EPA and CISA “strongly” encourage Water and Wastewater Systems defenders to harden remote access to HMIs on their networks by implementing the mitigations in today’s advisory.

Attacks that successfully compromise such systems can have a major operational impact and force breached organizations to revert to manual operations. For instance, cyberattacks targeting the systems of Arkansas City’s water treatment facility and American Water, the largest publicly traded U.S. water and wastewater utility company, forced them to switch to manual mode in September and shut down some systems in October, respectively.

Critical water infrastructure under attack

Arkansas City’s water plant was hit only two days after the Water Information Sharing and Analysis Center (WaterISAC), a nonprofit that helps protect water utilities from physical and cyber threats, published a TLP:AMBER advisory warning of Russian-linked threat actors targeting the U.S. water sector.
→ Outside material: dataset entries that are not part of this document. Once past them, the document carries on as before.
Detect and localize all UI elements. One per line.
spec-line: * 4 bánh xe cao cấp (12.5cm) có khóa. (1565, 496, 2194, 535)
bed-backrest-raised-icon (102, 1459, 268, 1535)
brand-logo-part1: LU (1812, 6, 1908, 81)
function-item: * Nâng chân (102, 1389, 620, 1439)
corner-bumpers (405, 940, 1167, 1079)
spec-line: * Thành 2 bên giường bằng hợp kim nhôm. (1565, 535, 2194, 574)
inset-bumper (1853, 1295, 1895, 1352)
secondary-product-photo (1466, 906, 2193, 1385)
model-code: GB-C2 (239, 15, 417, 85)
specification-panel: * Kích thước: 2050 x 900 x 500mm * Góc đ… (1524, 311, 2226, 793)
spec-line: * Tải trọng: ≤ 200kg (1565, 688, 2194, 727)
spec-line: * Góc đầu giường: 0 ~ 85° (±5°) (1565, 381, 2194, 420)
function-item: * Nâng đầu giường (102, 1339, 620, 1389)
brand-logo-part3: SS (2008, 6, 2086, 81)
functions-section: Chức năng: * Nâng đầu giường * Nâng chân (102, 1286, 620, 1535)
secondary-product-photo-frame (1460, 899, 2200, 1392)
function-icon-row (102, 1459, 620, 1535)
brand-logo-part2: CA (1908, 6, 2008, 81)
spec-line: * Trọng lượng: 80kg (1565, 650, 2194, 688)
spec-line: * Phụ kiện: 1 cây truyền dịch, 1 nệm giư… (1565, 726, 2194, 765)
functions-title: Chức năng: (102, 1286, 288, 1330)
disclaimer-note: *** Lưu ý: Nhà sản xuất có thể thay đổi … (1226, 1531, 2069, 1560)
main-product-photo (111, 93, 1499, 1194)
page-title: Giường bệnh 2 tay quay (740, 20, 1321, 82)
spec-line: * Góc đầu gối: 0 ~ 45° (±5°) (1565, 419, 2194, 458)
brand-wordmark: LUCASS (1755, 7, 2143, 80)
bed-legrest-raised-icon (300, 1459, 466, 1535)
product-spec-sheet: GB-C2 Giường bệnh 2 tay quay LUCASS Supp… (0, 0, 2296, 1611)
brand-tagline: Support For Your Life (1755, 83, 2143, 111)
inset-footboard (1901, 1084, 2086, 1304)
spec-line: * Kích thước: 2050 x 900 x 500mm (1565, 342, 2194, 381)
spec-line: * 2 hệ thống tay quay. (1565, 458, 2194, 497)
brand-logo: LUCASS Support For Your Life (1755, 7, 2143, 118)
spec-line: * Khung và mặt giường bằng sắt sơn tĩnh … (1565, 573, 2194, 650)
However, these are just the latest critical infrastructure organizations in the U.S. water sector that were breached in recent years.

Chinese-backed Volt Typhoon hackers hid in the network of a drinking water system for at least five years, while IRGC-affiliated Iranian threat actors breached a Pennsylvania water facility in November 2023 by hacking into Unitronics programmable logic controllers (PLCs) exposed online.

In September, the EPA issued guidance to help water plant owners and operators reduce their vulnerability to cyberattacks, right after the Treasury Department’s Office of Foreign Assets Control (OFAC) sanctioned two Russian cybercriminals in July for breaching U.S. water facilities.

In March, the agency also alerted U.S. governors in collaboration with the White House that hackers target critical infrastructure across the country’s water sector. This warning came one month after the EPA shared tips for defending against cyberattacks on water facilities.